Two Court of International Trade cases from Optima Steel International should not be consolidated since they fall under different "jurisdictional provisions and standards of review," the Department of Justice argued in an Aug. 5 brief. While one case challenges CBP's assessment of antidumping duties and thus falls under Section 1581(a), the other goes after the Commerce Department's liquidation instructions and therefore is under Section 1581(i). "In Court No. 21-00062, the question before the Court is whether CBP, in its ministerial role, properly assessed antidumping duties to the entries at issue pursuant to Commerce’s liquidation instructions," DOJ said. "Court No. 21-00327, however, involves the question of whether Commerce’s liquidation instructions were proper based upon the record before Commerce. Thus, the distinct operative facts and legal issues in the two actions weigh against consolidation" (Optima Steel International, LLC v. U.S., CIT #21-00062) (Optima Steel Internaitonal, LLC et al. v. U.S., CIT #21-00327).

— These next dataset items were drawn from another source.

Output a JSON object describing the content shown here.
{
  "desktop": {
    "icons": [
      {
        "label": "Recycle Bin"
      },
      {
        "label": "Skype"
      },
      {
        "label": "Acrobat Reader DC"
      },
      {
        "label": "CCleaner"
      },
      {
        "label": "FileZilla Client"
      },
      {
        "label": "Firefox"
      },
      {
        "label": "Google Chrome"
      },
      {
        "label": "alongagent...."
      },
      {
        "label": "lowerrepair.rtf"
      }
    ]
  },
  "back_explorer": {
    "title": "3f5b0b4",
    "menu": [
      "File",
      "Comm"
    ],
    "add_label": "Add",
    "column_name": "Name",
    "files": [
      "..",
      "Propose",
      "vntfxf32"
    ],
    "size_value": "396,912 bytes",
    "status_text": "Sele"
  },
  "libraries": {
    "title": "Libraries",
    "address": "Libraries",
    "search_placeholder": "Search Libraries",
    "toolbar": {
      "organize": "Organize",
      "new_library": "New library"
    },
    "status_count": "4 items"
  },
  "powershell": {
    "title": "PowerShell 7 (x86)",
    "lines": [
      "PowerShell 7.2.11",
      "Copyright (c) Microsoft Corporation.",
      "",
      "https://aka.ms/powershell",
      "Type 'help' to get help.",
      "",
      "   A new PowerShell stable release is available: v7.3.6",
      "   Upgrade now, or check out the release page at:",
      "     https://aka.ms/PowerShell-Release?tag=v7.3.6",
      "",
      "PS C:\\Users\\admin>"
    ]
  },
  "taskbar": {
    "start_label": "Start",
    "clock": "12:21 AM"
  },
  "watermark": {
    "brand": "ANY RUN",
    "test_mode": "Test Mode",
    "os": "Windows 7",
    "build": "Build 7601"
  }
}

The Commerce Department properly selected Mexico over Malaysia as the surrogate nation in an antidumping duty review, the Court of International Trade held in an Aug. 5 opinion. Ruling that Mexico served as a significant producer of identical merchandise and that the selection of the Mexican financial statements was backed by reasonable evidence, Judge Timothy Reif upheld Commerce's determination.